Tegas Soal Kendaraan Dinas, Adhan Ancam Sanksi Hukum Jika Disalahgunakan

banner 120x600

Rekam Fakta, Gorontalo — Wali Kota Gorontalo, Adhan Dambea, menegaskan kendaraan dinas harus digunakan sesuai peruntukannya dan tidak boleh disalahgunakan, apalagi untuk aktivitas yang melanggar norma dan hukum.

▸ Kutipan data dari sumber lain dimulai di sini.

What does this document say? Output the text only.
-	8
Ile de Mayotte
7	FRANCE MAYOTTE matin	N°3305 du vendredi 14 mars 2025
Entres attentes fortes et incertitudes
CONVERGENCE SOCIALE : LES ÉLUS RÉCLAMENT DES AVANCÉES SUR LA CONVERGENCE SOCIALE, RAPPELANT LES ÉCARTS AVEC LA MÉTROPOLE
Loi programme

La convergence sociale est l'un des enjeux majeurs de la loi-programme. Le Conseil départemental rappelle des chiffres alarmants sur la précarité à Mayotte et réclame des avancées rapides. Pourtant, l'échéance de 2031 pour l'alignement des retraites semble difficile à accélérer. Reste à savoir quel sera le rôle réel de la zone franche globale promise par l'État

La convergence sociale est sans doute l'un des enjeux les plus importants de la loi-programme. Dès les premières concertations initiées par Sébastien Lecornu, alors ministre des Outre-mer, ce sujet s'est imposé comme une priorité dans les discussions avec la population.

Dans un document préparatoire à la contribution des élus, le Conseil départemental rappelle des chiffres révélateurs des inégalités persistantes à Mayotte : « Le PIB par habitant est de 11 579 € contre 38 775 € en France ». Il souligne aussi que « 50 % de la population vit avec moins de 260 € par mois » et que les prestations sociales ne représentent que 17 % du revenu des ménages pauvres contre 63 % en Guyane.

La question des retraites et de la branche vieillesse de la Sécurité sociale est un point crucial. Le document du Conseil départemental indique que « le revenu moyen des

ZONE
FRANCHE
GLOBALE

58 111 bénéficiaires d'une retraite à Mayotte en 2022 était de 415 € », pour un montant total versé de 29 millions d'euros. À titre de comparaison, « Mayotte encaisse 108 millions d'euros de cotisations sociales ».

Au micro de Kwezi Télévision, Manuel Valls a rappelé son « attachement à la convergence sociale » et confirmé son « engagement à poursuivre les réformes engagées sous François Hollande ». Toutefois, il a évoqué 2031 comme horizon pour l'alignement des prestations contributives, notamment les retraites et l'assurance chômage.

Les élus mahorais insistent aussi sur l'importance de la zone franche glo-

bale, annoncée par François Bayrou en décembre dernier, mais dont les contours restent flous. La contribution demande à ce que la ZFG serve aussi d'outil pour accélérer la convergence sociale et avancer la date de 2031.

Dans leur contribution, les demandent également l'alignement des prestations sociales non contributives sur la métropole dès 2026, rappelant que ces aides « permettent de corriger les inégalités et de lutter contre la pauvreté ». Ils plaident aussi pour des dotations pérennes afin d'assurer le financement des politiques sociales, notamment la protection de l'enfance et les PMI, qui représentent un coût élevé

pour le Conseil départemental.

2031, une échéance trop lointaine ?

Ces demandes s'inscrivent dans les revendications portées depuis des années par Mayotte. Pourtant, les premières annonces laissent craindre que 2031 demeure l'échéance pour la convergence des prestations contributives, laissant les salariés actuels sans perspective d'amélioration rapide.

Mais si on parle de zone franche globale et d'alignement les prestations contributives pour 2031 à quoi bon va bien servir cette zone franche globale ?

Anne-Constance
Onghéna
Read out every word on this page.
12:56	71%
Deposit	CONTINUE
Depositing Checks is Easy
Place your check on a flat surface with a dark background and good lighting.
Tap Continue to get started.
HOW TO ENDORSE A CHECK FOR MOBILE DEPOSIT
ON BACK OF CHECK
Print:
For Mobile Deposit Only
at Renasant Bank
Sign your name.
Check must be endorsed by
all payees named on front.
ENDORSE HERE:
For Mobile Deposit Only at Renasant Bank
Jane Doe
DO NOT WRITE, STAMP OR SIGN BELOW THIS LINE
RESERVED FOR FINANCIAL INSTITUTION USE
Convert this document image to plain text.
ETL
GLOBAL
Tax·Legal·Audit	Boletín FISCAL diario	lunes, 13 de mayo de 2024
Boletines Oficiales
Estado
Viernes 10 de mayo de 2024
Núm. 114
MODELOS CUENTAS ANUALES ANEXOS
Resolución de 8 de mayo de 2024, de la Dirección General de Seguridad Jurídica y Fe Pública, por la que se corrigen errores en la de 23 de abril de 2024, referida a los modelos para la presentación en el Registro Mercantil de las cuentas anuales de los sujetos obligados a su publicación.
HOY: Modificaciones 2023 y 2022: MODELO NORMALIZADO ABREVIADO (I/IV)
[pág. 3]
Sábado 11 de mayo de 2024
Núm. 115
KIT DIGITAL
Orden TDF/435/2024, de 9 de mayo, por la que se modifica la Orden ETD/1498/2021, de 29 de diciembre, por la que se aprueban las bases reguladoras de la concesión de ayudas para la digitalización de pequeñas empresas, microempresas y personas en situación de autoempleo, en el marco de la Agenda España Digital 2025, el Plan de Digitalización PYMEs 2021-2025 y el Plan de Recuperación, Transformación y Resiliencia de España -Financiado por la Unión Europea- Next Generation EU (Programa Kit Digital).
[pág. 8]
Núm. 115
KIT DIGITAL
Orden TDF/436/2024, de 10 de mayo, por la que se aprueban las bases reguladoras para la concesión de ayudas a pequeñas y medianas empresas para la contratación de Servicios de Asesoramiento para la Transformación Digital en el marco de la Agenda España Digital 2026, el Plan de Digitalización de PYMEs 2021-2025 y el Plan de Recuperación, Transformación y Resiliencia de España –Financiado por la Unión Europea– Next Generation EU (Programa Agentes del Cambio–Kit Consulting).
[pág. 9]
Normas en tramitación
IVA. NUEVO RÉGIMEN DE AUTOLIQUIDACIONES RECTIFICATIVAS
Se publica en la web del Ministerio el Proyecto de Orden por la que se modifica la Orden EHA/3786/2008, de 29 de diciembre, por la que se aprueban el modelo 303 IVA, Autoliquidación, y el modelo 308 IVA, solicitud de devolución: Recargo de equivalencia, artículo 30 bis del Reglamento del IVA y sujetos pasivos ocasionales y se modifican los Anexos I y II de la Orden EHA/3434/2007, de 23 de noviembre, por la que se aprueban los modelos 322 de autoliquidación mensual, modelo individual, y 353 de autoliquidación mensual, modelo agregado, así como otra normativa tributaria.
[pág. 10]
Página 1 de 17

Pernyataan tersebut disampaikan Adhan usai apel kendaraan dinas roda dua yang digelar Rabu (7/1/2026) di halaman Kantor Wali Kota Gorontalo. Kegiatan itu merupakan bagian dari pendataan dan pengecekan kondisi aset milik pemerintah daerah.

“Kendaraan dinas, baik mobil maupun sepeda motor, harus benar-benar dimanfaatkan untuk menunjang pekerjaan,” tegasnya.

Menurut Adhan, penggunaan kendaraan dinas di luar jam kerja masih dapat ditoleransi sepanjang tidak melanggar aturan. Namun ia menekankan, penggunaan di tempat-tempat yang tidak semestinya tidak akan ditolerir.

“Kalau ada yang menggunakan kendaraan dinas di tempat maksiat, foto dan laporkan ke saya. Kendaraannya akan saya tarik dan penggunanya diproses hukum,” ujarnya.

Ia menambahkan, pengecualian hanya berlaku bagi aparat seperti Satuan Polisi Pamong Praja apabila penggunaan tersebut dalam rangka tugas resmi, seperti razia atau penertiban.

Adhan juga memastikan kendaraan yang ditarik akan dialihkan kepada ASN lain yang lebih membutuhkan, khususnya mereka yang bertugas di lapangan.

Selain penegasan soal disiplin penggunaan, apel kendaraan dinas ini juga bertujuan memastikan keberadaan dan kelayakan seluruh aset daerah. Pendataan sebelumnya telah dilakukan untuk kendaraan roda empat dan kini dilanjutkan untuk roda dua.

Jika ditemukan kendaraan yang sudah tidak layak pakai, pemerintah akan melelangnya sesuai prosedur yang berlaku agar tetap memberikan nilai tambah bagi keuangan daerah.

“Kalau sudah tidak layak, kita lelang sesuai aturan supaya tetap bermanfaat bagi daerah,” pungkasnya.